Pellerin et Hidalgo soutiennent Brett Bailey pour "Exhibit B"

Par @Culturebox
Publié le 26/11/2014 à 19H07
Une actrice dans "Exhibit B" de Brett Bailey, lors d'une représentation au Festival d'Avigon en 2014

Une actrice dans "Exhibit B" de Brett Bailey, lors d'une représentation au Festival d'Avigon en 2014

© FRANCK PENNANT / AFP

La ministre de la Culture Fleur Pellerin et la maire de Paris Anne Hidalgo ont exprimé mercredi leur soutien à l'artiste sud-africain Brett Bailey, dont l'exposition "Exhibit B" a suscité "des demandes d'interdiction" ainsi que "diverses menaces".

"Ce spectacle, qui entend dénoncer sans ambigüité ce que le racisme a produit de pire par une représentation de tableaux incarnés, a été vu dans plusieurs villes européennes, à Avignon et au 104 en 2013, ou encore tout récemment à Poitiers, sans qu'aucun incident ne trouble sa programmation ni sa découverte par des spectateurs ayant librement choisi d'y assister", souligne la ministre dans un communiqué.

Elle "condamne fermement ces tentatives d'intimidation ou de censure, car elles reposent sur des amalgames et des formes d'intolérance qui n'ont pas droit de cité dans notre République.

Anne Hidalgo a, pour sa part, confirmé la tenue du spectacle "face aux demandes d'interdiction dont (elle) a été saisie, émanant du Collectif contre Exhibit B et du groupe UMP au Conseil de Paris", affirme-t-elle dans un communiqué. "Je n'accepterai en aucun cas que ce spectacle soit déprogrammé pour des motifs irrecevables", souligne Mme Hidalgo, qui rappelle que "Exhibit B est une performance engagée, dénonçant intelligemment différentes formes de racisme à travers l'Histoire" et que "25.000 personnes sont déjà venues découvrir ce spectacle, qui a été présenté au Festival d'Avignon mais aussi à Vienne, Hanovre, Bruxelles et en Afrique du Sud".
La polémique est née à Londres en septembre, où une pétition a rassemblé 23.000 signatures. Des manifestants ont empêché la performance d'ouvrir au Barbican de Londres. En France, une pétition émanant d'un collectif de Montreuil et adressée aux deux théâtres qui programment "Exhibit B", le Théâtre Gérard-Philipe et le 104, a rassemblé à ce jour 19.500 signatures.
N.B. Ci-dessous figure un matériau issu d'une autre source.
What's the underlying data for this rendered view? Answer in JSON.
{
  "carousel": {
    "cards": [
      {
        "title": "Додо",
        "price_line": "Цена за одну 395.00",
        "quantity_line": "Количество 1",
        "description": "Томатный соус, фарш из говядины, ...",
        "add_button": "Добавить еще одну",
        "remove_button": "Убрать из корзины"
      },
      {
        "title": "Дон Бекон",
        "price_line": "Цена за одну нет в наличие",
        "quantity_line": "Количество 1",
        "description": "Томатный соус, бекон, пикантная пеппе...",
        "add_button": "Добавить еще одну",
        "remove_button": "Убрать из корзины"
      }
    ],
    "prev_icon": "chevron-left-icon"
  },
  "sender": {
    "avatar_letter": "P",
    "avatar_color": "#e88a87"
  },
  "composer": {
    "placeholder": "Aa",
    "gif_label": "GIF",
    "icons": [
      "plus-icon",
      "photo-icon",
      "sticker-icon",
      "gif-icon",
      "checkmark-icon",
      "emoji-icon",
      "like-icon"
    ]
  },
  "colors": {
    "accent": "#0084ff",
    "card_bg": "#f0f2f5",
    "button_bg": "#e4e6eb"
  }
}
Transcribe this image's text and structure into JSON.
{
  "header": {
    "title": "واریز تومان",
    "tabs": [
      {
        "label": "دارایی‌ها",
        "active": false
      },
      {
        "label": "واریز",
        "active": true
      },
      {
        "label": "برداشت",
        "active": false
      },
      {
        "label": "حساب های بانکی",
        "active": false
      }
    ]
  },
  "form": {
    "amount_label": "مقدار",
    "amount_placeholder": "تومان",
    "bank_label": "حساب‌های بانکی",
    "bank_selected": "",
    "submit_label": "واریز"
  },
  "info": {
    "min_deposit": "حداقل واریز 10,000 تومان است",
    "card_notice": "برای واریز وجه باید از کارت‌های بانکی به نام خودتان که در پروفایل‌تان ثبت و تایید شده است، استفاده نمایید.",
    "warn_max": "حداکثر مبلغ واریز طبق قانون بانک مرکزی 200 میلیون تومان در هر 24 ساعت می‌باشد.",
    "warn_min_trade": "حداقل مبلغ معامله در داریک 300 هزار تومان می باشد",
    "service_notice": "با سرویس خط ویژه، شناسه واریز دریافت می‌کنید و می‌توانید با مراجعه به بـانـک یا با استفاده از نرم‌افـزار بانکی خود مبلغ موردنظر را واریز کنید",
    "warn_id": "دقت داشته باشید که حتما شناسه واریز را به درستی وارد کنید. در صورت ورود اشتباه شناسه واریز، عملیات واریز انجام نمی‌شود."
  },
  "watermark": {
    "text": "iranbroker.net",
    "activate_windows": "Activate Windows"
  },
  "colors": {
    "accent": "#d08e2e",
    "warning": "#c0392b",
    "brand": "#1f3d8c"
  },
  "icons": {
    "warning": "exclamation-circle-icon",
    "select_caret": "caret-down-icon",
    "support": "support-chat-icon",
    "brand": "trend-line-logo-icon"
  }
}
La performance qui plonge dans l'histoire coloniale en montrant des tableaux vivants de noirs tels qu'on les exposait dans les foires et expositions aux 19 et 20e siècles, est jugée "humiliante" par ses détracteurs. Pour Brett Bailey, il s'agit d'un profond malentendu "de la part de gens qui n'ont pas vu l'installation".

En France, la Ligue des droits de l'Homme, le Mrap, la Licra, l'Observatoire de la liberté de création, le Syndeac (syndicat professionnel du spectacle vivant) ont, entre autres, défendu le spectacle.
Fleur Pellerin, qui présentera en 2014 un projet de loi sur la liberté de création, "réaffirme avec force les principes fondamentaux de liberté de création et de programmation qui sont la fierté de notre Nation".

Une réunion publique d'information se tiendra vendredi 28 novembre à 19H30 au Théâtre Gérard-Philipe de Saint Denis, qui programme "Exhibit B" du 7 au 14 décembre, pour "permettre à chacun d'exprimer son point de vue", ont annoncé les directeurs des deux théâtres concernés. Une autre rencontre sera également organisée au 104 entre le 8 et le 14 décembre.